No review for ‘Bizzah’s 23-yr sentence
MBABANE – The Supreme Court has made certain Sibusiso Kukuza Dlamini’s long stay in prison.
The court yesterday dismissed Sibusiso’s review application of his conviction and sentence by the High Court. At the High Court, Sibusiso, popularly known as ‘Bizzah’, was convicted by Judge Titus Mlangeni of the murder of Lungi Hleta on Boxing Day in 2005.
Hleta was suspected of stealing E3 000 from Sibusiso’s spaza shop at Mbhuleni. Judge Majahenkhaba Dlamini said he did not believe that in a spaza shop at Mbhuleni, there could have been that amount left open for the taking by any casual visitor.

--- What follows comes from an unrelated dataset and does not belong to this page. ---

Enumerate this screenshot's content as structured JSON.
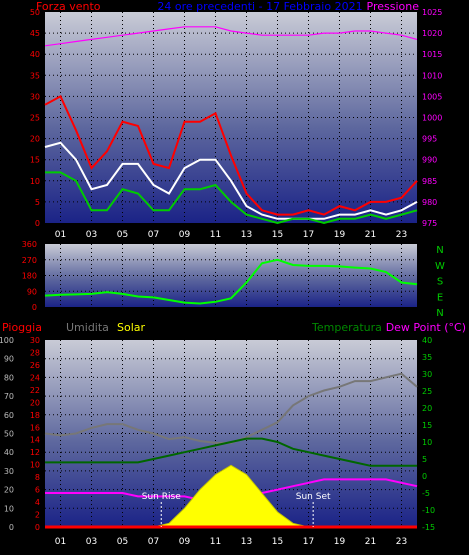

Judge Mlangeni sentenced Sibusiso to 25 years. He filed an appeal at the Supreme Court, which set aside the conviction of murder without extenuating circumstances and the sentence of 25 years.
Conviction
These were substituted with a conviction of murder with extenuating circumstances and he was sentenced to 23 years imprisonment. The judgment was upheld in other respects.
The review was heard by Judge Dlamini, together with Judge Stanley Maphalala andActing Judges Mbutfo Mamba, Judith Currie and Andreas Lukhele. Sibusiso was represented by Xolani Mthethwa. Principal Crown Counsel, Absalom Makhanya, appeared for the State.

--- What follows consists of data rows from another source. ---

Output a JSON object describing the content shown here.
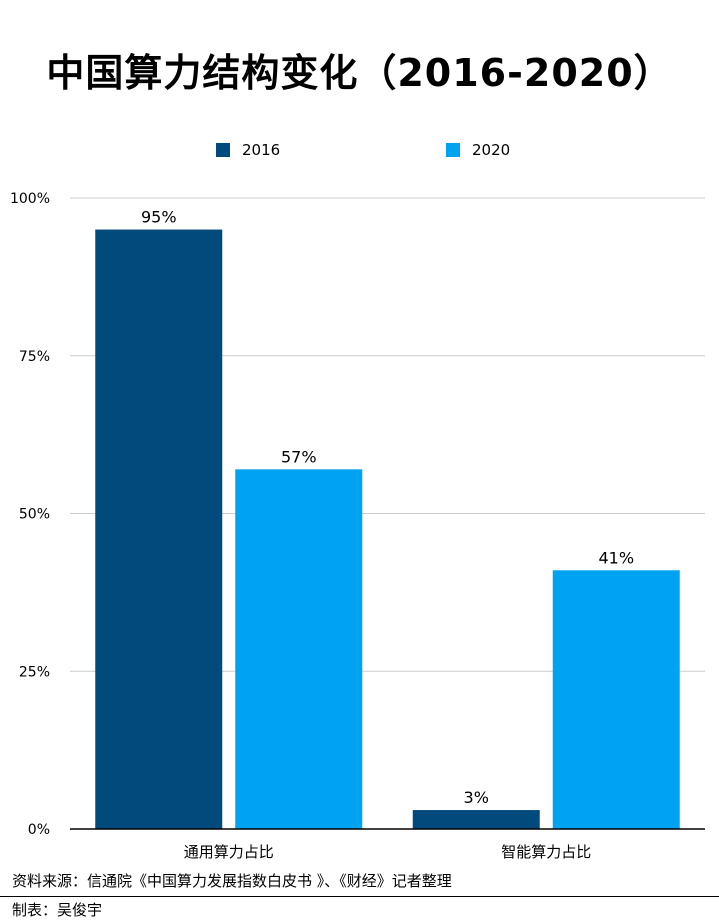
{
  "title": "中国算力结构变化（2016-2020）",
  "footer": {
    "source": "资料来源：信通院《中国算力发展指数白皮书 》、《财经》记者整理",
    "credit": "制表：吴俊宇"
  },
  "chart_data": {
    "type": "bar",
    "title": "中国算力结构变化（2016-2020）",
    "categories": [
      "通用算力占比",
      "智能算力占比"
    ],
    "series": [
      {
        "name": "2016",
        "values": [
          95,
          3
        ],
        "labels": [
          "95%",
          "3%"
        ],
        "color": "#004a7c"
      },
      {
        "name": "2020",
        "values": [
          57,
          41
        ],
        "labels": [
          "57%",
          "41%"
        ],
        "color": "#00a2f2"
      }
    ],
    "y_ticks": [
      0,
      25,
      50,
      75,
      100
    ],
    "y_tick_labels": [
      "0%",
      "25%",
      "50%",
      "75%",
      "100%"
    ],
    "ylim": [
      0,
      100
    ],
    "grid": true,
    "legend_position": "top"
  }
}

The murder trial commenced on May 7, 2018, which was 13 years after the offence was committed. On appeal, Acting Judge Mabandla Manzini noted the long delay in the start of the trial and said the court was not aware of the reasons for the delay. The accused went nine years without prosecution, and the charge was altered to murder from culpable homicide. Prosecution began four years after the charge had been altered.
In the review judgment, Judge Dlamini said: “This is a matter that should worry and concern the Crown; it should not be business as usual where the prosecution has been delayed to the extent that it could reasonably be said that justice has been denied.
“For 13 years the applicant had a charge of a very serious nature hanging over his head like a Sword of Damocles.”
The judge said had the matter of the delay been duly raised at the hearing, ‘I would have seriously considered reducing the term of imprisonment by no less than five years’.
When the review was argued, Sibusiso said the Supreme Court on appeal failed to take into account factors that affected his mind to determine whether he subjectively foresaw that his conduct would result in the death of Hleta.
He argued that it appeared that the court had regard to the nature of the weapon used when committing the offence, to come to the conclusion that he must have appreciated that his conduct might result in Hleta’s death, and was reckless whether death resulted or not.
He further submitted that the court came to the conclusion that the failure to cross-examine one Sabelo Dlamini on his testimony that he assaulted Hleta with an iron rod, meant that the contention that the Crown failed to establish dolus eventualis could be sustained.
Conduct
In law, dolus eventualis is where an accused person can objectively foresee that his conduct is likely to cause the death of another, but proceeds to act regardless of the consequences of his conduct.
Sibusiso argued that the court, having been seized with the enquiry or question whether the Crown had established dolus eventualis, had to enquire into factors which may have affected his mentality at the time he committed the offence, in determining whether he subjectively foresaw that his conduct would result in the death of Hleta.
“By having regard only to the nature of the weapon used and the nature and situation of the fatal injury, this honourable court limited its enquiry in determining whether the Crown had established dolus eventualis. “It is argued that though having regard to the nature of the weapon, and the part of the body where the injury was inflicted assisted the court in its inferential reasoning that these are not the only factors that the court should have regard to.
“It is argued that the court should also have regard to factors which may have affected the mentality of the particular accused at the time he committed the fatal act, determining whether he subjectively foresaw that his conduct would result in the death of the deceased,” argued Sibusiso.
He submitted that he was provoked by Hleta’s conduct of stealing his money and cigarettes, such that he found him and it was confirmed by one of the witnesses that he was the one who had stolen the items, and he assaulted Hleta with open hands.
Principal Crown Counsel Makhanya argued that the court had to ask itself whether or not in the current matter had there been manifest injustices committed by it. Further, according to the Crown, whether or not Sibusiso was in effect seeking to reargue the appeal which had already been dismissed by it.
Dismissed
The Crown said Sibusiso sought to reargue the whole appeal that was dismissed by the Supreme Court. “He has failed to show that there is manifest miscarriage of justice,” argued Makhanya.
He said the court had stated that the test for dolus eventualis in its judgment. Makhanya also submitted that the court had reiterated the High Court’s findings that Sibusiso failed to cross-examine Sabelo Dlamini of the Supreme Court’s judgment on the appeal.